Ionic is an open-source SDK that enables cross-platform mobile app development using web technologies (HTML, CSS, JavaScript). Unlike native development, which requires platform-specific languages (Swift/Objective-C for iOS, Java/Kotlin for Android), Ionic allows developers to write code once and deploy across multiple platforms, significantly reducing development time and costs.
What programming knowledge do I need to use Ionic?
You’ll need proficiency in web technologies: HTML, CSS, and JavaScript. Knowledge of TypeScript and familiarity with a JavaScript framework (particularly Angular, React, or Vue) is highly beneficial as Ionic integrates well with these frameworks.
How does Ionic perform compared to native applications?
While Ionic has made significant performance improvements, there can still be a performance gap compared to fully native apps, particularly for graphics-intensive applications. However, for most business applications and content-driven apps, the performance difference is negligible, especially when proper optimisation techniques are employed.

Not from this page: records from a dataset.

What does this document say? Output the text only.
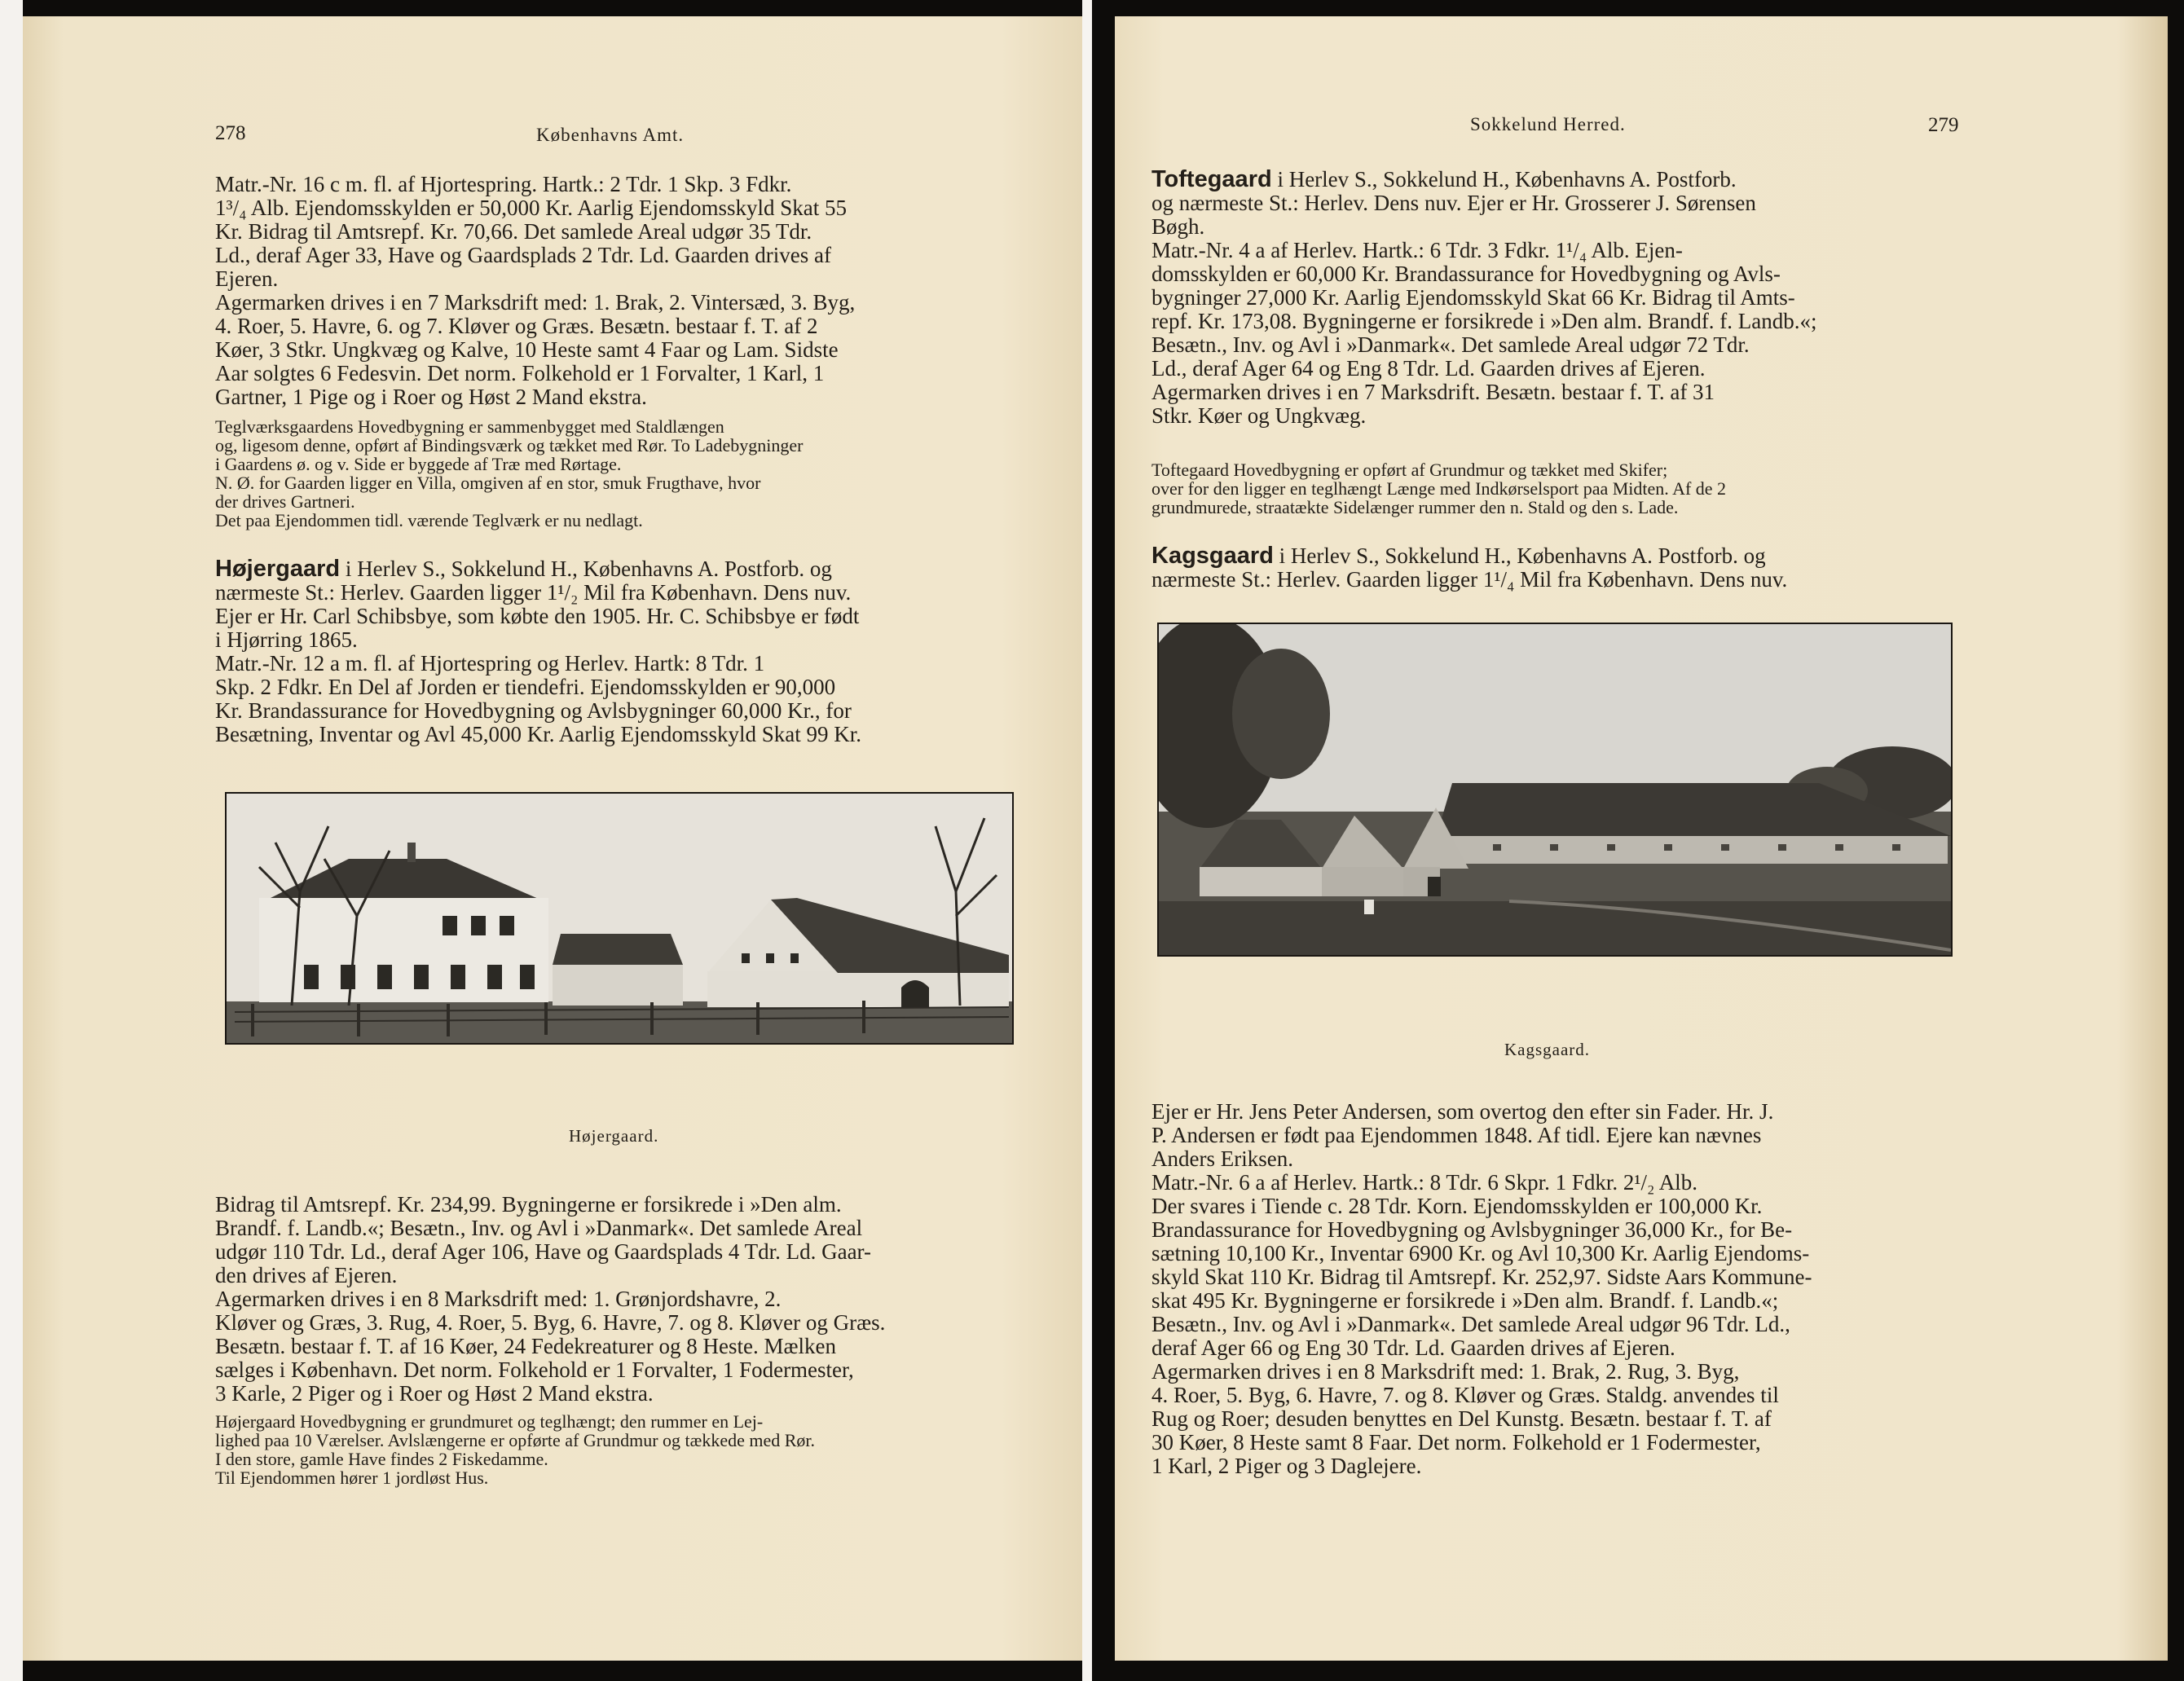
278	Københavns Amt.
Matr.-Nr. 16 c m. fl. af Hjortespring. Hartk.: 2 Tdr. 1 Skp. 3 Fdkr.
1³/₄ Alb. Ejendomsskylden er 50,000 Kr. Aarlig Ejendomsskyld Skat 55
Kr. Bidrag til Amtsrepf. Kr. 70,66. Det samlede Areal udgør 35 Tdr.
Ld., deraf Ager 33, Have og Gaardsplads 2 Tdr. Ld. Gaarden drives af
Ejeren.
Agermarken drives i en 7 Marksdrift med: 1. Brak, 2. Vintersæd, 3. Byg,
4. Roer, 5. Havre, 6. og 7. Kløver og Græs. Besætn. bestaar f. T. af 2
Køer, 3 Stkr. Ungkvæg og Kalve, 10 Heste samt 4 Faar og Lam. Sidste
Aar solgtes 6 Fedesvin. Det norm. Folkehold er 1 Forvalter, 1 Karl, 1
Gartner, 1 Pige og i Roer og Høst 2 Mand ekstra.
Teglværksgaardens Hovedbygning er sammenbygget med Staldlængen
og, ligesom denne, opført af Bindingsværk og tækket med Rør. To Ladebygninger
i Gaardens ø. og v. Side er byggede af Træ med Rørtage.
N. Ø. for Gaarden ligger en Villa, omgiven af en stor, smuk Frugthave, hvor
der drives Gartneri.
Det paa Ejendommen tidl. værende Teglværk er nu nedlagt.
Højergaard i Herlev S., Sokkelund H., Københavns A. Postforb. og
nærmeste St.: Herlev. Gaarden ligger 1¹/₂ Mil fra København. Dens nuv.
Ejer er Hr. Carl Schibsbye, som købte den 1905. Hr. C. Schibsbye er født
i Hjørring 1865.
Matr.-Nr. 12 a m. fl. af Hjortespring og Herlev. Hartk: 8 Tdr. 1
Skp. 2 Fdkr. En Del af Jorden er tiendefri. Ejendomsskylden er 90,000
Kr. Brandassurance for Hovedbygning og Avlsbygninger 60,000 Kr., for
Besætning, Inventar og Avl 45,000 Kr. Aarlig Ejendomsskyld Skat 99 Kr.
Højergaard.
Bidrag til Amtsrepf. Kr. 234,99. Bygningerne er forsikrede i »Den alm.
Brandf. f. Landb.«; Besætn., Inv. og Avl i »Danmark«. Det samlede Areal
udgør 110 Tdr. Ld., deraf Ager 106, Have og Gaardsplads 4 Tdr. Ld. Gaar-
den drives af Ejeren.
Agermarken drives i en 8 Marksdrift med: 1. Grønjordshavre, 2.
Kløver og Græs, 3. Rug, 4. Roer, 5. Byg, 6. Havre, 7. og 8. Kløver og Græs.
Besætn. bestaar f. T. af 16 Køer, 24 Fedekreaturer og 8 Heste. Mælken
sælges i København. Det norm. Folkehold er 1 Forvalter, 1 Fodermester,
3 Karle, 2 Piger og i Roer og Høst 2 Mand ekstra.
Højergaard Hovedbygning er grundmuret og teglhængt; den rummer en Lej-
lighed paa 10 Værelser. Avlslængerne er opførte af Grundmur og tækkede med Rør.
I den store, gamle Have findes 2 Fiskedamme.
Til Ejendommen hører 1 jordløst Hus.
Sokkelund Herred.	279
Toftegaard i Herlev S., Sokkelund H., Københavns A. Postforb.
og nærmeste St.: Herlev. Dens nuv. Ejer er Hr. Grosserer J. Sørensen
Bøgh.
Matr.-Nr. 4 a af Herlev. Hartk.: 6 Tdr. 3 Fdkr. 1¹/₄ Alb. Ejen-
domsskylden er 60,000 Kr. Brandassurance for Hovedbygning og Avls-
bygninger 27,000 Kr. Aarlig Ejendomsskyld Skat 66 Kr. Bidrag til Amts-
repf. Kr. 173,08. Bygningerne er forsikrede i »Den alm. Brandf. f. Landb.«;
Besætn., Inv. og Avl i »Danmark«. Det samlede Areal udgør 72 Tdr.
Ld., deraf Ager 64 og Eng 8 Tdr. Ld. Gaarden drives af Ejeren.
Agermarken drives i en 7 Marksdrift. Besætn. bestaar f. T. af 31
Stkr. Køer og Ungkvæg.
Toftegaard Hovedbygning er opført af Grundmur og tækket med Skifer;
over for den ligger en teglhængt Længe med Indkørselsport paa Midten. Af de 2
grundmurede, straatækte Sidelænger rummer den n. Stald og den s. Lade.
Kagsgaard i Herlev S., Sokkelund H., Københavns A. Postforb. og
nærmeste St.: Herlev. Gaarden ligger 1¹/₄ Mil fra København. Dens nuv.
Kagsgaard.
Ejer er Hr. Jens Peter Andersen, som overtog den efter sin Fader. Hr. J.
P. Andersen er født paa Ejendommen 1848. Af tidl. Ejere kan nævnes
Anders Eriksen.
Matr.-Nr. 6 a af Herlev. Hartk.: 8 Tdr. 6 Skpr. 1 Fdkr. 2¹/₂ Alb.
Der svares i Tiende c. 28 Tdr. Korn. Ejendomsskylden er 100,000 Kr.
Brandassurance for Hovedbygning og Avlsbygninger 36,000 Kr., for Be-
sætning 10,100 Kr., Inventar 6900 Kr. og Avl 10,300 Kr. Aarlig Ejendoms-
skyld Skat 110 Kr. Bidrag til Amtsrepf. Kr. 252,97. Sidste Aars Kommune-
skat 495 Kr. Bygningerne er forsikrede i »Den alm. Brandf. f. Landb.«;
Besætn., Inv. og Avl i »Danmark«. Det samlede Areal udgør 96 Tdr. Ld.,
deraf Ager 66 og Eng 30 Tdr. Ld. Gaarden drives af Ejeren.
Agermarken drives i en 8 Marksdrift med: 1. Brak, 2. Rug, 3. Byg,
4. Roer, 5. Byg, 6. Havre, 7. og 8. Kløver og Græs. Staldg. anvendes til
Rug og Roer; desuden benyttes en Del Kunstg. Besætn. bestaar f. T. af
30 Køer, 8 Heste samt 8 Faar. Det norm. Folkehold er 1 Fodermester,
1 Karl, 2 Piger og 3 Daglejere.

What types of applications are best suited for Ionic?
Ionic is particularly well-suited for business applications, content-driven apps, e-commerce platforms, and enterprise solutions that don’t require intensive graphics processing. It’s ideal when you need to deploy across multiple platforms with consistent UI and functionality.
How does Ionic impact development time?
Ionic can significantly reduce development time through its cross-platform capabilities, extensive library of pre-built components, and rapid prototyping features. This allows for faster time-to-market, which can be a critical competitive advantage in many industries.